No site com a lista de devedores ao Estado Federal brasileiro a dívida atribuída hoje a Samir Assad Filho ronda os 360 milhões de reais, ou seja, ao câmbio de hoje, cerca de 67,5 milhões de euros.

Em resposta ao tribunal, o arguido argumentou que não era ele a gerir a empresa e a sentença de 2021, na primeira instância, conclui o contrário: “As provas produzidas nos autos deixam clara a responsabilidade do acusado pelos factos que lhe são imputados, constituindo elementos mais do que suficientes para condenação penal".

Nas últimas duas décadas, Samir Assad Filho foi sócio de várias empresas, não apenas no Brasil, mas também numa empresa com sede na Zona Franca da Madeira, conhecida pelos seus benefícios fiscais. Contudo, desde que foi criada, em 2020 (já depois do tratamento das filhas), a empresa só tem dado prejuízos, com zero receitas e alguns milhares de euros de prejuízos.

Em 2017, dois anos antes de vir para Portugal à procura do tratamento para as filhas, a mãe das gémeas também passou a ser sócia (com 50%) de uma empresa com sede em Mortágua.

O negócio de venda de cosméticos e produtos eróticos tem tido prejuízos nos últimos anos e em 2022 Daniela Martins desfez-se da participação na empresa.

Recorde-se que os médicos do hospital de Santa Maria contactados pela TVI estranharam a aparente riqueza do casal, dizendo que chegaram a Lisboa com empregadas.

A TVI tentou, sem sucesso, falar com o pai da gémeas.

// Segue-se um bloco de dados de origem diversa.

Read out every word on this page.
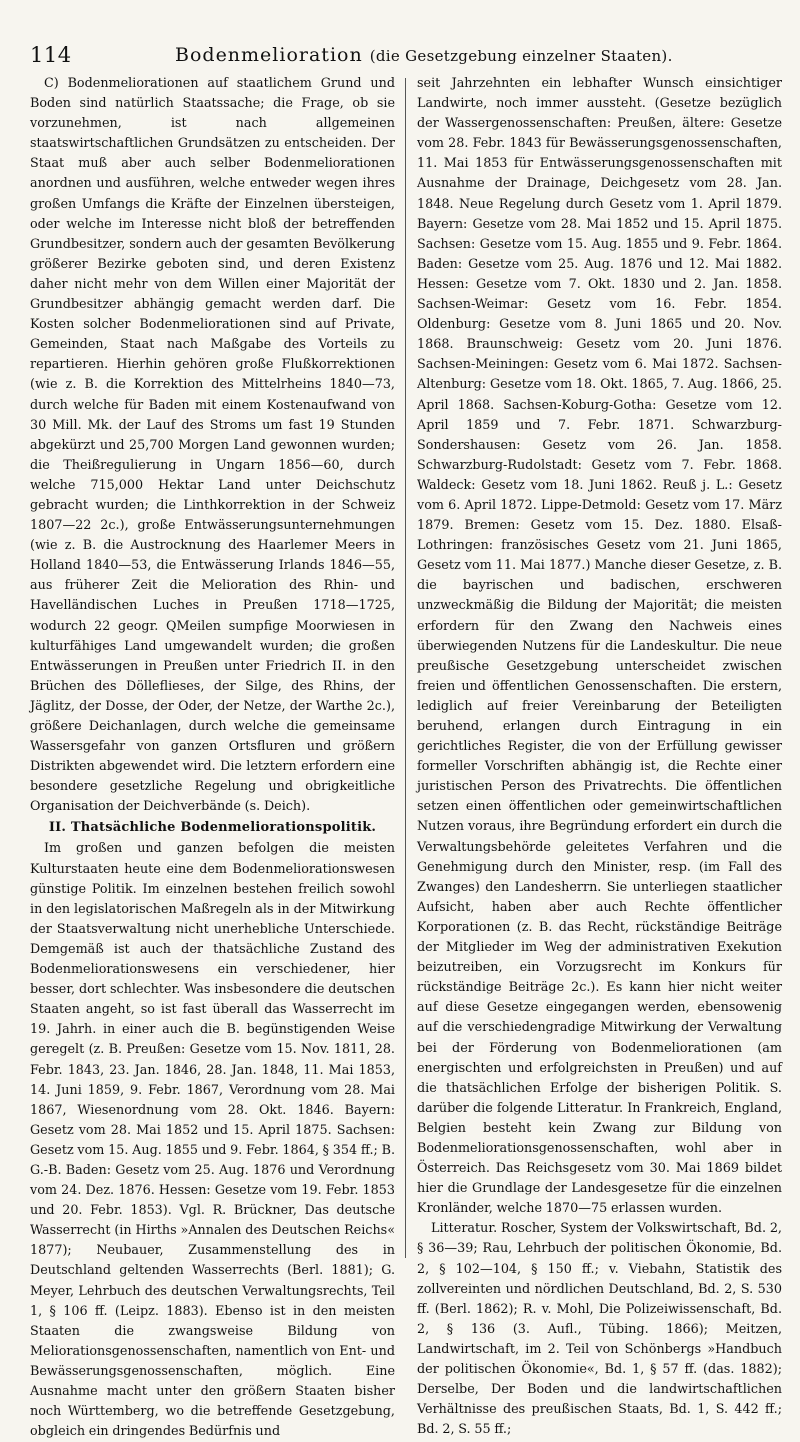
114	Bodenmelioration (die Gesetzgebung einzelner Staaten).

C) Bodenmeliorationen auf staatlichem Grund und Boden sind natürlich Staatssache; die Frage, ob sie vorzunehmen, ist nach allgemeinen staatswirtschaftlichen Grundsätzen zu entscheiden. Der Staat muß aber auch selber Bodenmeliorationen anordnen und ausführen, welche entweder wegen ihres großen Umfangs die Kräfte der Einzelnen übersteigen, oder welche im Interesse nicht bloß der betreffenden Grundbesitzer, sondern auch der gesamten Bevölkerung größerer Bezirke geboten sind, und deren Existenz daher nicht mehr von dem Willen einer Majorität der Grundbesitzer abhängig gemacht werden darf. Die Kosten solcher Bodenmeliorationen sind auf Private, Gemeinden, Staat nach Maßgabe des Vorteils zu repartieren. Hierhin gehören große Flußkorrektionen (wie z. B. die Korrektion des Mittelrheins 1840—73, durch welche für Baden mit einem Kostenaufwand von 30 Mill. Mk. der Lauf des Stroms um fast 19 Stunden abgekürzt und 25,700 Morgen Land gewonnen wurden; die Theißregulierung in Ungarn 1856—60, durch welche 715,000 Hektar Land unter Deichschutz gebracht wurden; die Linthkorrektion in der Schweiz 1807—22 2c.), große Entwässerungsunternehmungen (wie z. B. die Austrocknung des Haarlemer Meers in Holland 1840—53, die Entwässerung Irlands 1846—55, aus früherer Zeit die Melioration des Rhin- und Havelländischen Luches in Preußen 1718—1725, wodurch 22 geogr. QMeilen sumpfige Moorwiesen in kulturfähiges Land umgewandelt wurden; die großen Entwässerungen in Preußen unter Friedrich II. in den Brüchen des Dölleflieses, der Silge, des Rhins, der Jäglitz, der Dosse, der Oder, der Netze, der Warthe 2c.), größere Deichanlagen, durch welche die gemeinsame Wassersgefahr von ganzen Ortsfluren und größern Distrikten abgewendet wird. Die letztern erfordern eine besondere gesetzliche Regelung und obrigkeitliche Organisation der Deichverbände (s. Deich).

II. Thatsächliche Bodenmeliorationspolitik.

Im großen und ganzen befolgen die meisten Kulturstaaten heute eine dem Bodenmeliorationswesen günstige Politik. Im einzelnen bestehen freilich sowohl in den legislatorischen Maßregeln als in der Mitwirkung der Staatsverwaltung nicht unerhebliche Unterschiede. Demgemäß ist auch der thatsächliche Zustand des Bodenmeliorationswesens ein verschiedener, hier besser, dort schlechter. Was insbesondere die deutschen Staaten angeht, so ist fast überall das Wasserrecht im 19. Jahrh. in einer auch die B. begünstigenden Weise geregelt (z. B. Preußen: Gesetze vom 15. Nov. 1811, 28. Febr. 1843, 23. Jan. 1846, 28. Jan. 1848, 11. Mai 1853, 14. Juni 1859, 9. Febr. 1867, Verordnung vom 28. Mai 1867, Wiesenordnung vom 28. Okt. 1846. Bayern: Gesetz vom 28. Mai 1852 und 15. April 1875. Sachsen: Gesetz vom 15. Aug. 1855 und 9. Febr. 1864, § 354 ff.; B. G.-B. Baden: Gesetz vom 25. Aug. 1876 und Verordnung vom 24. Dez. 1876. Hessen: Gesetze vom 19. Febr. 1853 und 20. Febr. 1853). Vgl. R. Brückner, Das deutsche Wasserrecht (in Hirths »Annalen des Deutschen Reichs« 1877); Neubauer, Zusammenstellung des in Deutschland geltenden Wasserrechts (Berl. 1881); G. Meyer, Lehrbuch des deutschen Verwaltungsrechts, Teil 1, § 106 ff. (Leipz. 1883). Ebenso ist in den meisten Staaten die zwangsweise Bildung von Meliorationsgenossenschaften, namentlich von Ent- und Bewässerungsgenossenschaften, möglich. Eine Ausnahme macht unter den größern Staaten bisher noch Württemberg, wo die betreffende Gesetzgebung, obgleich ein dringendes Bedürfnis und

seit Jahrzehnten ein lebhafter Wunsch einsichtiger Landwirte, noch immer aussteht. (Gesetze bezüglich der Wassergenossenschaften: Preußen, ältere: Gesetze vom 28. Febr. 1843 für Bewässerungsgenossenschaften, 11. Mai 1853 für Entwässerungsgenossenschaften mit Ausnahme der Drainage, Deichgesetz vom 28. Jan. 1848. Neue Regelung durch Gesetz vom 1. April 1879. Bayern: Gesetze vom 28. Mai 1852 und 15. April 1875. Sachsen: Gesetze vom 15. Aug. 1855 und 9. Febr. 1864. Baden: Gesetze vom 25. Aug. 1876 und 12. Mai 1882. Hessen: Gesetze vom 7. Okt. 1830 und 2. Jan. 1858. Sachsen-Weimar: Gesetz vom 16. Febr. 1854. Oldenburg: Gesetze vom 8. Juni 1865 und 20. Nov. 1868. Braunschweig: Gesetz vom 20. Juni 1876. Sachsen-Meiningen: Gesetz vom 6. Mai 1872. Sachsen-Altenburg: Gesetze vom 18. Okt. 1865, 7. Aug. 1866, 25. April 1868. Sachsen-Koburg-Gotha: Gesetze vom 12. April 1859 und 7. Febr. 1871. Schwarzburg-Sondershausen: Gesetz vom 26. Jan. 1858. Schwarzburg-Rudolstadt: Gesetz vom 7. Febr. 1868. Waldeck: Gesetz vom 18. Juni 1862. Reuß j. L.: Gesetz vom 6. April 1872. Lippe-Detmold: Gesetz vom 17. März 1879. Bremen: Gesetz vom 15. Dez. 1880. Elsaß-Lothringen: französisches Gesetz vom 21. Juni 1865, Gesetz vom 11. Mai 1877.) Manche dieser Gesetze, z. B. die bayrischen und badischen, erschweren unzweckmäßig die Bildung der Majorität; die meisten erfordern für den Zwang den Nachweis eines überwiegenden Nutzens für die Landeskultur. Die neue preußische Gesetzgebung unterscheidet zwischen freien und öffentlichen Genossenschaften. Die erstern, lediglich auf freier Vereinbarung der Beteiligten beruhend, erlangen durch Eintragung in ein gerichtliches Register, die von der Erfüllung gewisser formeller Vorschriften abhängig ist, die Rechte einer juristischen Person des Privatrechts. Die öffentlichen setzen einen öffentlichen oder gemeinwirtschaftlichen Nutzen voraus, ihre Begründung erfordert ein durch die Verwaltungsbehörde geleitetes Verfahren und die Genehmigung durch den Minister, resp. (im Fall des Zwanges) den Landesherrn. Sie unterliegen staatlicher Aufsicht, haben aber auch Rechte öffentlicher Korporationen (z. B. das Recht, rückständige Beiträge der Mitglieder im Weg der administrativen Exekution beizutreiben, ein Vorzugsrecht im Konkurs für rückständige Beiträge 2c.). Es kann hier nicht weiter auf diese Gesetze eingegangen werden, ebensowenig auf die verschiedengradige Mitwirkung der Verwaltung bei der Förderung von Bodenmeliorationen (am energischten und erfolgreichsten in Preußen) und auf die thatsächlichen Erfolge der bisherigen Politik. S. darüber die folgende Litteratur. In Frankreich, England, Belgien besteht kein Zwang zur Bildung von Bodenmeliorationsgenossenschaften, wohl aber in Österreich. Das Reichsgesetz vom 30. Mai 1869 bildet hier die Grundlage der Landesgesetze für die einzelnen Kronländer, welche 1870—75 erlassen wurden.

Litteratur. Roscher, System der Volkswirtschaft, Bd. 2, § 36—39; Rau, Lehrbuch der politischen Ökonomie, Bd. 2, § 102—104, § 150 ff.; v. Viebahn, Statistik des zollvereinten und nördlichen Deutschland, Bd. 2, S. 530 ff. (Berl. 1862); R. v. Mohl, Die Polizeiwissenschaft, Bd. 2, § 136 (3. Aufl., Tübing. 1866); Meitzen, Landwirtschaft, im 2. Teil von Schönbergs »Handbuch der politischen Ökonomie«, Bd. 1, § 57 ff. (das. 1882); Derselbe, Der Boden und die landwirtschaftlichen Verhältnisse des preußischen Staats, Bd. 1, S. 442 ff.; Bd. 2, S. 55 ff.;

Avô em fraude de milhões com obras em central nuclear

Além do problema judicial do pai em São Paulo, também o avô das crianças teve problemas com a justiça no Brasil, sendo condenado há cinco anos no âmbito de um caso com origem no megaprocesso Lava Jato.

Em causa estavam alegados crimes de fraude, lavagem de dinheiro e organização criminosa com obras fictícias, nunca feitas, de milhões de reais, com subornos, numa central nuclear brasileira.

Durante o julgamento, o avô das crianças (tal como o tio) acabou a ter uma colaboração premiada com a justiça, vendo reduzida a pena.

A decisão da primeira instância refere que "as circunstâncias em que se deram os atos de lavagem de capitais revelam a criação de uma sofisticada e complexa estrutura empresarial voltada para a prática de crimes, a qual de maneira 'eficiente' promoveu a circulação clandestina de altas somas de dinheiro".

Além disso, diz o documento consultado pelo Exclusivo da TVI, “a culpabilidade do condenado Samir Assad é elevada (...) Embora se tratasse de pessoa abastada, optou por praticar delitos de maneira 'profissional'".

O tribunal concluiu que por causa do esquema criminoso a Eletronuclear (uma empresa brasileira de capitais públicos) teve prejuízos de 33 milhões de euros que os três condenados teriam de pagar como indemnização.